Maryse Condé, ses premiers livres, La Parole des femmes, et le féminisme
Maryse Condé passe un doctorat de lettres à la Sorbonne en 1975 avant de publier son premier roman, Hérémakhonon en 1976, dont l’héroïne est une jeune antillaise en quête de ses racines. Suivent d’autres romans, avec toujours une place centrale accordée aux destins de femmes noires. Un temps journaliste pour la BBC à Londres, elle y rencontre Richard Philcox, qui devient son second mari, ainsi que son fidèle traducteur en langue anglaise. En 1979, dans La Parole des femmes, l’intellectuelle explique que les revendications des femmes blanches qui prétendent à l’universalité ne peuvent trouver écho chez les femmes antillaises, parce qu’elles n’ont pas la même histoire. C’est ce qui l’amène à rejeter un temps le terme de féministe.
Sa saga africaine Ségou (Les murailles de terre en 1984, puis La terre en miettes en 1985), qui suit une famille de nobles bambara de 1797 à 1860 dans un Mali tourmenté, deviennent rapidement des bestsellers. À partir de 1985, elle enseigne à l’université Columbia (jusqu’en 2002), et vit entre New York et la Guadeloupe, s’intéressant de plus en plus aux tensions entre le féminisme occidental qui feint de ne pas voir les couleurs et le black feminism porté par des Afro-Américaines.
L’autrice guadeloupéenne Maryse Condé, plus reconnue outre-Atlantique qu’en Hexagone
Avec Moi, Tituba, sorcière… Noire de Salem (1986, préfacée par Angela Davis dans sa version anglaise, livre parmi les plus étudiés aux États-Unis), Maryse Condé constitue une sorte d’autobiographie fictive d’un personnage historique originaire de la Barbade : Tituba Indien, guérisseuse devenue esclave condamnée en 1692 lors du procès des sorcières de Salem. Avec Célanire Cou-Coupé publié en 2000, roman fantastique autour d’une Guadeloupéenne qui arrive en Côte d’Ivoire en 1901 pour y enseigner, Maryse Condé continue d’utiliser la fiction comme un espace pour réparer et questionner l’invisibilisation des femmes noires de l’Histoire, de la négritude, de l’antillanité et de la créolité, ainsi que du féminisme occidental.
Maryse Condé préside en 2004 le Comité pour la mémoire de l’esclavage, pour l’application de la loi Taubira qui a reconnu en 2001 la traite négrière et l’esclavage comme crimes contre l’humanité. En parallèle de sa carrière universitaire aux États-Unis, elle enchaîne les romans comme La Vie scélérate (1987), La Colonie du Nouveau Monde (1993), La Migration des cœurs (1995), Desirada (1997), La Belle Créole (2001), ou encore Histoire de la femme cannibale (2003), qui lui assurent une notoriété plus importante outre-Atlantique qu’en Hexagone.

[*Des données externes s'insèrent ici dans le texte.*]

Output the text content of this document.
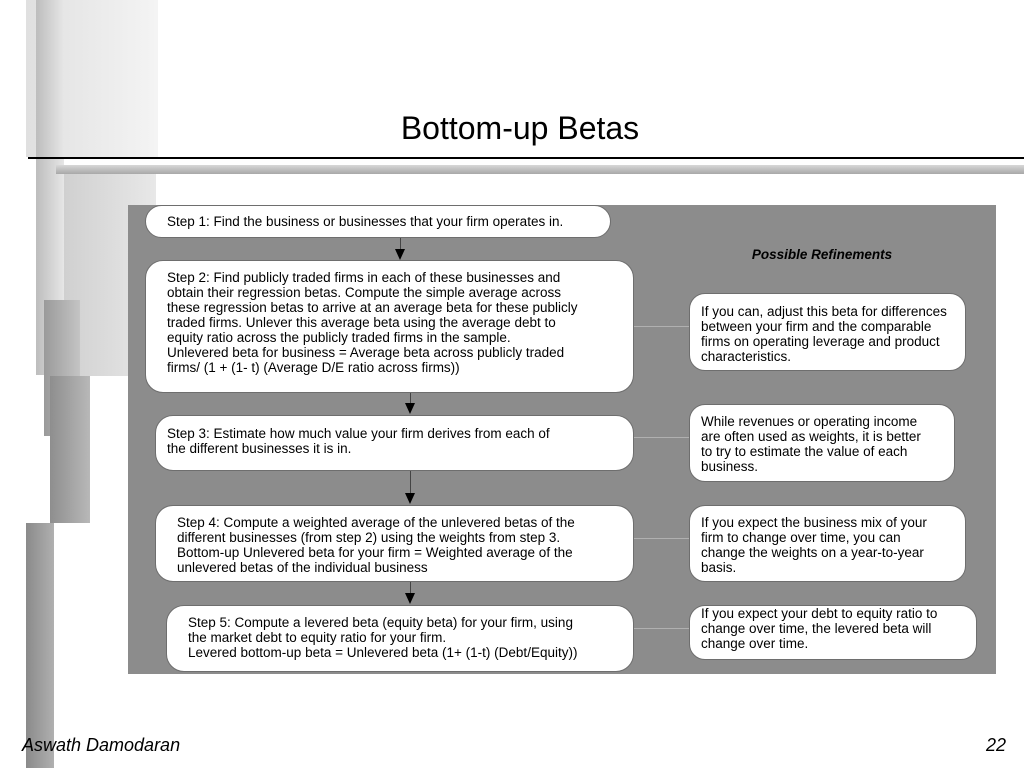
Bottom-up Betas
Step 1: Find the business or businesses that your firm operates in.
Step 2: Find publicly traded firms in each of these businesses and
obtain their regression betas. Compute the simple average across
these regression betas to arrive at an average beta for these publicly
traded firms. Unlever this average beta using the average debt to
equity ratio across the publicly traded firms in the sample.
Unlevered beta for business = Average beta across publicly traded
firms/ (1 + (1- t) (Average D/E ratio across firms))
Step 3: Estimate how much value your firm derives from each of
the different businesses it is in.
Step 4: Compute a weighted average of the unlevered betas of the
different businesses (from step 2) using the weights from step 3.
Bottom-up Unlevered beta for your firm = Weighted average of the
unlevered betas of the individual business
Step 5: Compute a levered beta (equity beta) for your firm, using
the market debt to equity ratio for your firm.
Levered bottom-up beta = Unlevered beta (1+ (1-t) (Debt/Equity))
Possible Refinements
If you can, adjust this beta for differences
between your firm and the comparable
firms on operating leverage and product
characteristics.
While revenues or operating income
are often used as weights, it is better
to try to estimate the value of each
business.
If you expect the business mix of your
firm to change over time, you can
change the weights on a year-to-year
basis.
If you expect your debt to equity ratio to
change over time, the levered beta will
change over time.
Aswath Damodaran	22
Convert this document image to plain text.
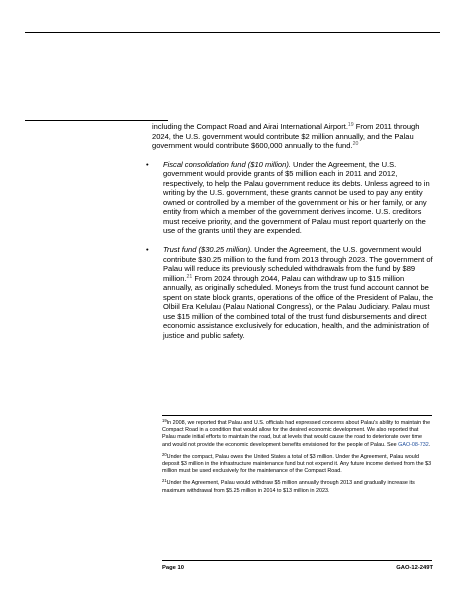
including the Compact Road and Airai International Airport.$^{19}$ From 2011 through 2024, the U.S. government would contribute $2 million annually, and the Palau government would contribute $600,000 annually to the fund.$^{20}$

• Fiscal consolidation fund ($10 million). Under the Agreement, the U.S. government would provide grants of $5 million each in 2011 and 2012, respectively, to help the Palau government reduce its debts. Unless agreed to in writing by the U.S. government, these grants cannot be used to pay any entity owned or controlled by a member of the government or his or her family, or any entity from which a member of the government derives income. U.S. creditors must receive priority, and the government of Palau must report quarterly on the use of the grants until they are expended.
• Trust fund ($30.25 million). Under the Agreement, the U.S. government would contribute $30.25 million to the fund from 2013 through 2023. The government of Palau will reduce its previously scheduled withdrawals from the fund by $89 million.$^{21}$ From 2024 through 2044, Palau can withdraw up to $15 million annually, as originally scheduled. Moneys from the trust fund account cannot be spent on state block grants, operations of the office of the President of Palau, the Olbiil Era Kelulau (Palau National Congress), or the Palau Judiciary. Palau must use $15 million of the combined total of the trust fund disbursements and direct economic assistance exclusively for education, health, and the administration of justice and public safety.

$^{19}$In 2008, we reported that Palau and U.S. officials had expressed concerns about Palau's ability to maintain the Compact Road in a condition that would allow for the desired economic development. We also reported that Palau made initial efforts to maintain the road, but at levels that would cause the road to deteriorate over time and would not provide the economic development benefits envisioned for the people of Palau. See GAO-08-732.

$^{20}$Under the compact, Palau owes the United States a total of $3 million. Under the Agreement, Palau would deposit $3 million in the infrastructure maintenance fund but not expend it. Any future income derived from the $3 million must be used exclusively for the maintenance of the Compact Road.

$^{21}$Under the Agreement, Palau would withdraw $5 million annually through 2013 and gradually increase its maximum withdrawal from $5.25 million in 2014 to $13 million in 2023.

Page 10	GAO-12-249T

Outre quelques pièces de théâtre et livres pour enfants, l’autrice publie en 2012, à 75 ans, un essai autobiographique sur la littérature, La Vie sans fards qui s’ouvre sur une question : « Pourquoi faut-il que toute tentative de se raconter aboutisse à un fatras de demi-vérités ? » En 2018, Maryse Condé reçoit le « prix Nobel alternatif de littérature », décerné par la Nouvelle Académie. La professeure émérite a vécu sa fin de vie à Gordes, dans le Vaucluse, avec son mari, une assistance médicale, et toujours plus de questions sur ce que veut dire écrire.